Currently, in modern hospitals, when using antibacterial agents, the mortality rate from plague is quite low – no more than 5-10%. Early medical care, prevention of generalization contribute to recovery without pronounced consequences. In rare cases, transient plague sepsis develops (a lightning-fast form of the plague), which is difficult to diagnose and treat, often ending in an early fatal outcome.
Currently, there is practically no infection in developed countries, so the main preventive measures are aimed at excluding the import of the pathogen from epidemiologically dangerous regions and sanitation of natural foci. Specific prevention consists in vaccination with a live plague vaccine, produced to the population in areas with an unfavorable epidemiological situation (the prevalence of plague among rodents, cases of infection of domestic animals) and to persons traveling to regions with an increased risk of infection.

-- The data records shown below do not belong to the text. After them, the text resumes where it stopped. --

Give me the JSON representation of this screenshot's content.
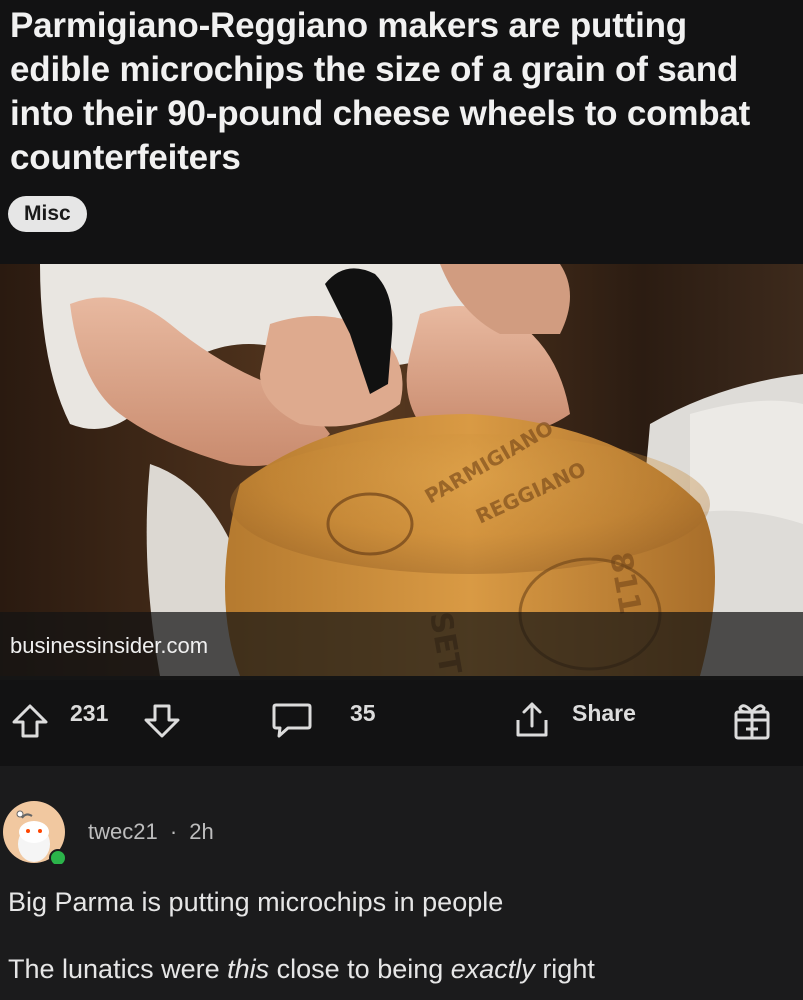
{
  "post": {
    "title": "Parmigiano-Reggiano makers are putting edible microchips the size of a grain of sand into their 90-pound cheese wheels to combat counterfeiters",
    "flair": "Misc",
    "link_domain": "businessinsider.com",
    "image_description_icon": "photo-cheese-wheel"
  },
  "actions": {
    "upvote_count": "231",
    "comment_count": "35",
    "share_label": "Share"
  },
  "comment": {
    "author": "twec21",
    "separator": "·",
    "age": "2h",
    "line1": "Big Parma is putting microchips in people",
    "line2_before": "The lunatics were ",
    "line2_em1": "this",
    "line2_mid": " close to being ",
    "line2_em2": "exactly",
    "line2_after": " right"
  },
  "colors": {
    "background": "#1b1b1c",
    "header_bg": "#121213",
    "flair_bg": "#e6e6e6",
    "online_dot": "#2bb44a",
    "avatar_bg": "#f1c8a0"
  }
}
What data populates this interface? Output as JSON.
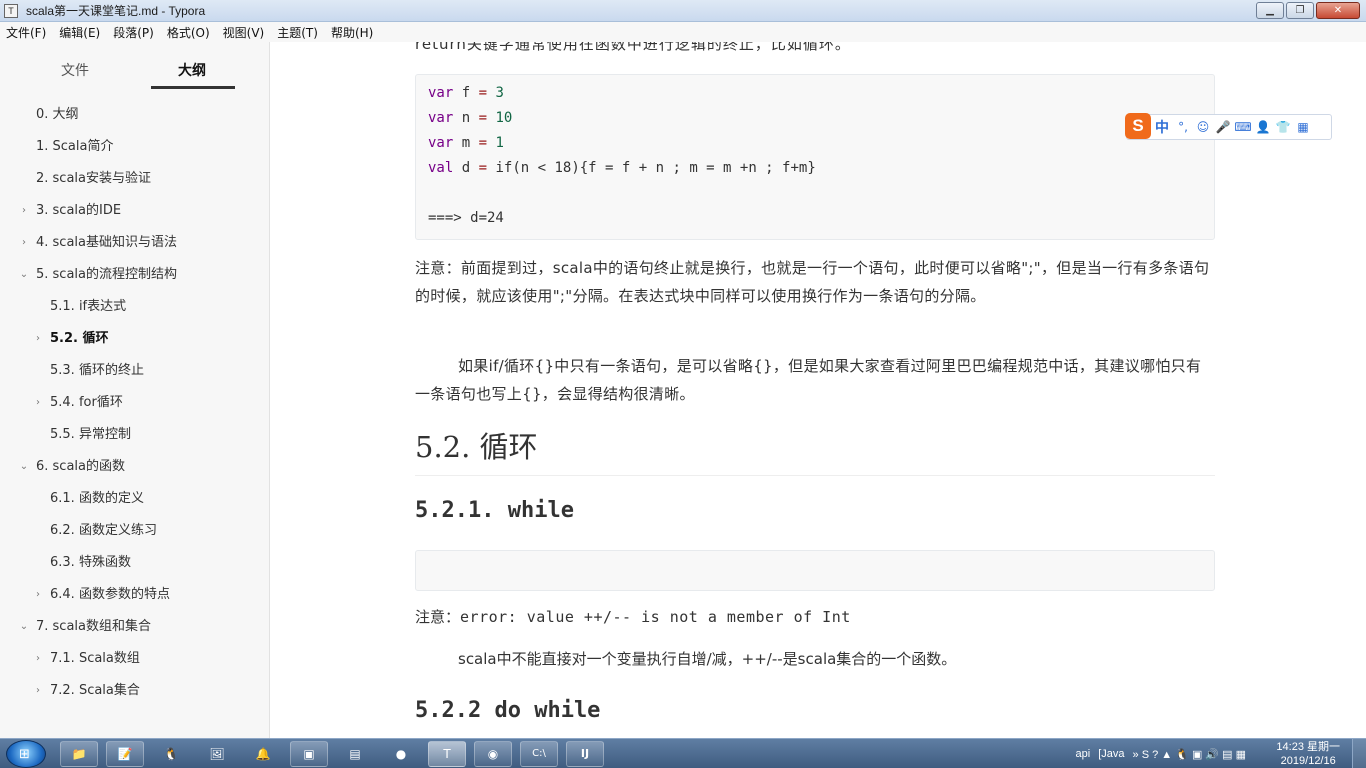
{
  "window": {
    "app_icon": "T",
    "title": "scala第一天课堂笔记.md - Typora",
    "minimize": "▁",
    "maximize": "❐",
    "close": "✕"
  },
  "menu": [
    "文件(F)",
    "编辑(E)",
    "段落(P)",
    "格式(O)",
    "视图(V)",
    "主题(T)",
    "帮助(H)"
  ],
  "sidebar": {
    "tabs": {
      "files": "文件",
      "outline": "大纲"
    },
    "outline": [
      {
        "label": "0. 大纲",
        "level": 1,
        "arrow": ""
      },
      {
        "label": "1. Scala简介",
        "level": 1,
        "arrow": ""
      },
      {
        "label": "2. scala安装与验证",
        "level": 1,
        "arrow": ""
      },
      {
        "label": "3. scala的IDE",
        "level": 1,
        "arrow": "›"
      },
      {
        "label": "4. scala基础知识与语法",
        "level": 1,
        "arrow": "›"
      },
      {
        "label": "5. scala的流程控制结构",
        "level": 1,
        "arrow": "⌄"
      },
      {
        "label": "5.1. if表达式",
        "level": 2,
        "arrow": ""
      },
      {
        "label": "5.2. 循环",
        "level": 2,
        "arrow": "›",
        "active": true
      },
      {
        "label": "5.3. 循环的终止",
        "level": 2,
        "arrow": ""
      },
      {
        "label": "5.4. for循环",
        "level": 2,
        "arrow": "›"
      },
      {
        "label": "5.5. 异常控制",
        "level": 2,
        "arrow": ""
      },
      {
        "label": "6. scala的函数",
        "level": 1,
        "arrow": "⌄"
      },
      {
        "label": "6.1. 函数的定义",
        "level": 2,
        "arrow": ""
      },
      {
        "label": "6.2. 函数定义练习",
        "level": 2,
        "arrow": ""
      },
      {
        "label": "6.3. 特殊函数",
        "level": 2,
        "arrow": ""
      },
      {
        "label": "6.4. 函数参数的特点",
        "level": 2,
        "arrow": "›"
      },
      {
        "label": "7. scala数组和集合",
        "level": 1,
        "arrow": "⌄"
      },
      {
        "label": "7.1. Scala数组",
        "level": 2,
        "arrow": "›"
      },
      {
        "label": "7.2. Scala集合",
        "level": 2,
        "arrow": "›"
      }
    ]
  },
  "editor": {
    "top_partial": "return关键字通常使用在函数中进行逻辑的终止，比如循环。",
    "code": {
      "line1": {
        "kw": "var",
        "name": " f ",
        "op": "=",
        "val": " 3"
      },
      "line2": {
        "kw": "var",
        "name": " n ",
        "op": "=",
        "val": " 10"
      },
      "line3": {
        "kw": "var",
        "name": " m ",
        "op": "=",
        "val": " 1"
      },
      "line4": {
        "kw": "val",
        "name": " d ",
        "op": "=",
        "rest": " if(n < 18){f = f + n ; m = m +n ; f+m}"
      },
      "line5": "===> d=24"
    },
    "note1": "注意：前面提到过，scala中的语句终止就是换行，也就是一行一个语句，此时便可以省略\";\"，但是当一行有多条语句的时候，就应该使用\";\"分隔。在表达式块中同样可以使用换行作为一条语句的分隔。",
    "para2": "如果if/循环{}中只有一条语句，是可以省略{}，但是如果大家查看过阿里巴巴编程规范中话，其建议哪怕只有一条语句也写上{}，会显得结构很清晰。",
    "h2": "5.2. 循环",
    "h3_while": "5.2.1. while",
    "note2_prefix": "注意：",
    "note2_code": "error: value ++/-- is not a member of Int",
    "para3": "scala中不能直接对一个变量执行自增/减，++/--是scala集合的一个函数。",
    "h3_dowhile": "5.2.2 do while"
  },
  "ime": {
    "logo": "S",
    "icons": [
      "中",
      "°,",
      "☺",
      "🎤",
      "⌨",
      "👤",
      "👕",
      "▦"
    ]
  },
  "taskbar": {
    "start_icon": "⊞",
    "buttons": [
      "📁",
      "📝",
      "🐧",
      "🖼",
      "🔔",
      "▣",
      "▤",
      "●",
      "T",
      "◉",
      "C:\\",
      "IJ"
    ],
    "tray_text_api": "api",
    "tray_text_java": "[Java",
    "tray_glyphs": "» S ? ▲ 🐧 ▣ 🔊 ▤ ▦",
    "time": "14:23 星期一",
    "date": "2019/12/16"
  },
  "colors": {
    "keyword": "#770088",
    "number": "#116644",
    "operator": "#981a1a",
    "ime_logo": "#f06a1b"
  }
}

Identification of a plague patient is an indication to take urgent measures to isolate him. In case of forced contacts with patients, means of individual prevention are used – anti-plague suits. Contact persons are observed for 6 days, in case of contact with a patient with a pulmonary form of plague, preventive antibiotic therapy is performed. Patients are discharged from the hospital no earlier than 4 weeks after clinical recovery and negative tests for bacterial excretion (in case of pulmonary form – after 6 weeks).